独身であると偽って交際を重ね、性交渉に及ぶ行為は、性的な自己決定権や人格的利益を害する「貞操権侵害」に該当し、民法709条に基づく損害賠償請求(慰謝料請求)の対象となります。
しかし、裁判を起こして相手(被告)が最初に提出してくる「答弁書」において、多くの加害者男性は自身の責任を免れようと、事実とは異なる主張を展開してきます。
本記事では、被告が提出してくる嘘の答弁に対する具体的な準備と、再反論書面の組み立て方について詳しく解説します。
1. 被告(加害者男性)がよく使う「嘘の答弁」のパターン
裁判で訴えられた加害者男性は、自身の社会的評価の低下や金銭的負担を避けるため、しばしば次のような虚偽の主張を答弁書に記載してきます。

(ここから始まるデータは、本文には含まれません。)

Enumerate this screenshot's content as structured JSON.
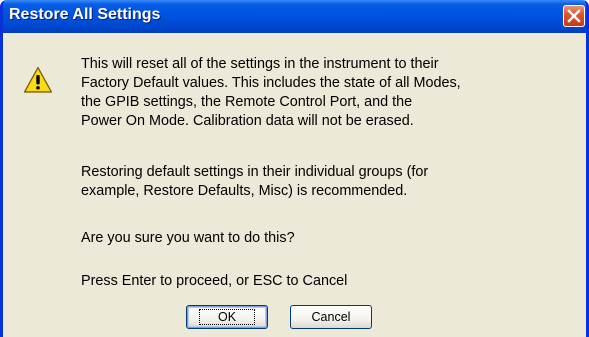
{
  "window": {
    "title": "Restore All Settings",
    "close_icon": "close-icon"
  },
  "icon": {
    "name": "warning-icon",
    "color": "#f5d000"
  },
  "message": {
    "paragraph1": [
      "This will reset all of the settings in the instrument to their",
      "Factory Default values.   This includes the state of all Modes,",
      "the GPIB settings, the Remote Control Port, and the",
      "Power On Mode.  Calibration data will not be erased."
    ],
    "paragraph2": [
      "Restoring default settings in their individual groups (for",
      "example, Restore Defaults, Misc) is recommended."
    ],
    "paragraph3": "Are you sure you want to do this?",
    "paragraph4": "Press Enter to proceed, or ESC to Cancel"
  },
  "buttons": {
    "ok": "OK",
    "cancel": "Cancel"
  },
  "colors": {
    "titlebar": "#0055e5",
    "close_button": "#e2532f",
    "dialog_background": "#ece9d8"
  }
}
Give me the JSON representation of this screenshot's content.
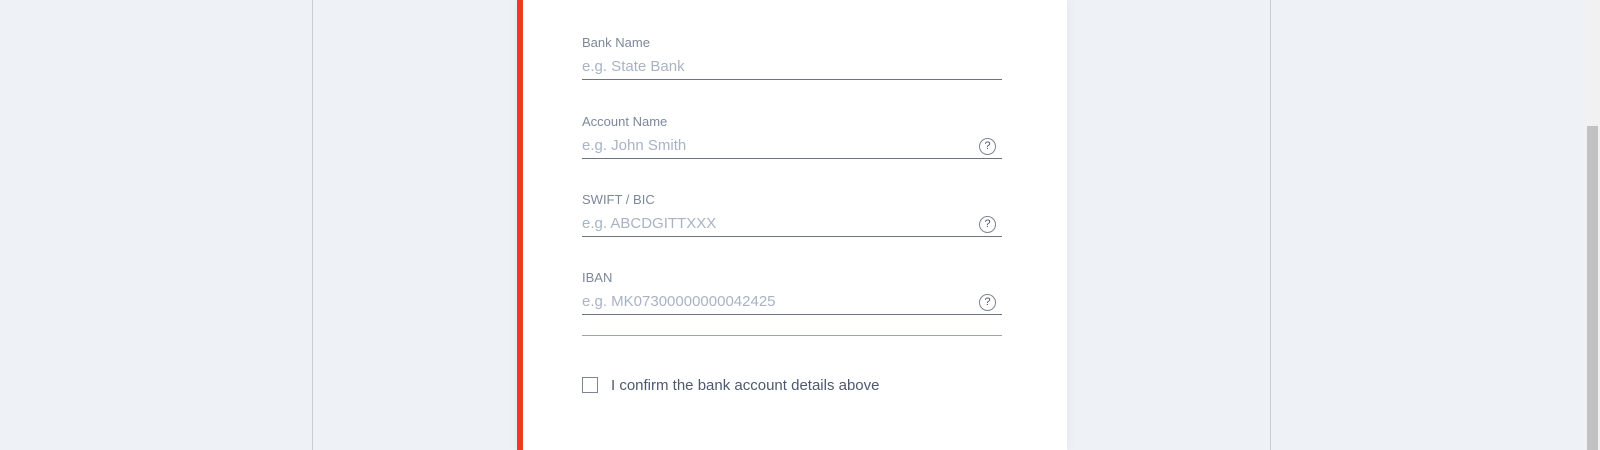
{
  "form": {
    "bank_name": {
      "label": "Bank Name",
      "placeholder": "e.g. State Bank",
      "value": ""
    },
    "account_name": {
      "label": "Account Name",
      "placeholder": "e.g. John Smith",
      "value": "",
      "help": "?"
    },
    "swift_bic": {
      "label": "SWIFT / BIC",
      "placeholder": "e.g. ABCDGITTXXX",
      "value": "",
      "help": "?"
    },
    "iban": {
      "label": "IBAN",
      "placeholder": "e.g. MK07300000000042425",
      "value": "",
      "help": "?"
    },
    "confirm": {
      "label": "I confirm the bank account details above",
      "checked": false
    }
  },
  "colors": {
    "accent": "#ee3a1e",
    "page_background": "#eef1f6",
    "card_background": "#ffffff",
    "label_text": "#7d8899",
    "placeholder_text": "#a8b3c3"
  }
}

- 「原告(あなた)は、最初から自分が既婚者であることを知っていた」
- 「独身だと偽った覚えはなく、婚姻歴や配偶者の存在について聞かれなかったので言わなかっただけだ」
- 「交際や性交渉はすべてお互いの合意の上で行われたものであり、騙されたわけではない」
これらは、貞操権侵害訴訟における定番の言い逃れです。相手がこのような主張をしたとしても、感情的に反発するのではなく、冷静に法的な反論の準備を進めることが重要です。
2. 答弁書に対する再反論の基本方針
裁判手続きにおいて、原告側は被告の答弁書に対して「準備書面」を提出し、相手の主張の矛盾や嘘を一つずつ論破していくことになります。
再反論を組み立てる際は、以下のポイントを意識して書面を作成します。
- 主観的な記憶に頼らず、客観的な証拠を前面に出す 「言った・言わない」の水掛け論になると、裁判官に事実関係を認定してもらうことが難しくなります。LINEやメールのやり取り、SNSの投稿、共通の知人とのやり取りなど、客観的な証拠と照らし合わせて相手の主張を崩します。
- 「既婚者であることを隠していた」事実の立証 相手が「知っていたはずだ」と主張する場合、あなたが独身だと信じ込ませるような相手の発言(「独身だから結婚を前提に付き合ってほしい」「一人暮らしをしている」など)の履歴を時系列で整理し、騙されていたことを立証します。
- 「合意の上」という主張の法的評価を覆す 仮に性交渉そのものに表面的な同意があったとしても、それが「独身であるという前提(重要事項)」が偽られていた環境下でなされたものである以上、その同意は瑕疵ある(法的に有効とは言えない)ものであると主張します。
3. 再反論書面で活用できる具体的な証拠の例
被告の嘘の答弁に対抗するためには、以下のような証拠が強力な武器となります。
- メッセージアプリの履歴(LINEやDMなど) 交際期間中のやり取りの中で、相手が独身を装っていた発言や、将来の結婚を匂わせる発言、家族の存在を巧妙に隠していたことが分かるテキストデータ。
- デートの目撃証言や写真・領収書など 特定の曜日や時間帯しか会おうとしなかった不自然な状況や、自宅に招かれたことがなく常にホテルや相手の指定する場所であったことなどを裏付ける資料。
- 日記やメモ 交際当時の記憶を時系列で詳細に記録していた日記や、相手から言われた言葉を備忘録として残していたメモ。
4. 嘘の答弁に直面したときの注意点
裁判の途中で相手から理不尽な嘘をつかれると、精神的なストレスや怒りを感じることは無理もありません。しかし、以下の点に注意して対応してください。
- 感情的な表現を避ける 準備書面や法廷での陳述において、相手をただ罵倒するような感情的な言葉を並べても、裁判官の心証を良くすることには繋がりません。あくまで事実と証拠に基づいた論理的な反論に徹することが勝利への近道です。
- 専門家である弁護士のサポートを受ける 相手が巧妙な嘘や不誠実な主張を繰り返す場合、個人でこれに対抗して的確な準備書面を作成するのは非常に大きな負担となります。裁判実務に通じた弁護士に代理人を依頼することで、法的に有効な主張と証拠の整理をスムーズに行うことができます。
まとめ
貞操権侵害訴訟において、被告側が「既婚と知っていた」「合意の上だった」と嘘の答弁をしてくることは珍しくありません。しかし、これらは責任逃れのための典型的な主張であり、客観的な証拠を時系列で整理して準備書面で論理的に反論すれば、十分に打破することが可能です。「言った・言わない」の水掛け論を避け、メッセージ履歴や交際時の状況証拠を的確に提示しながら、裁判を優位に進めていきましょう。嘘の答弁や書面作成への対応に不安がある場合は、早めに専門家である弁護士へ相談することをおすすめします。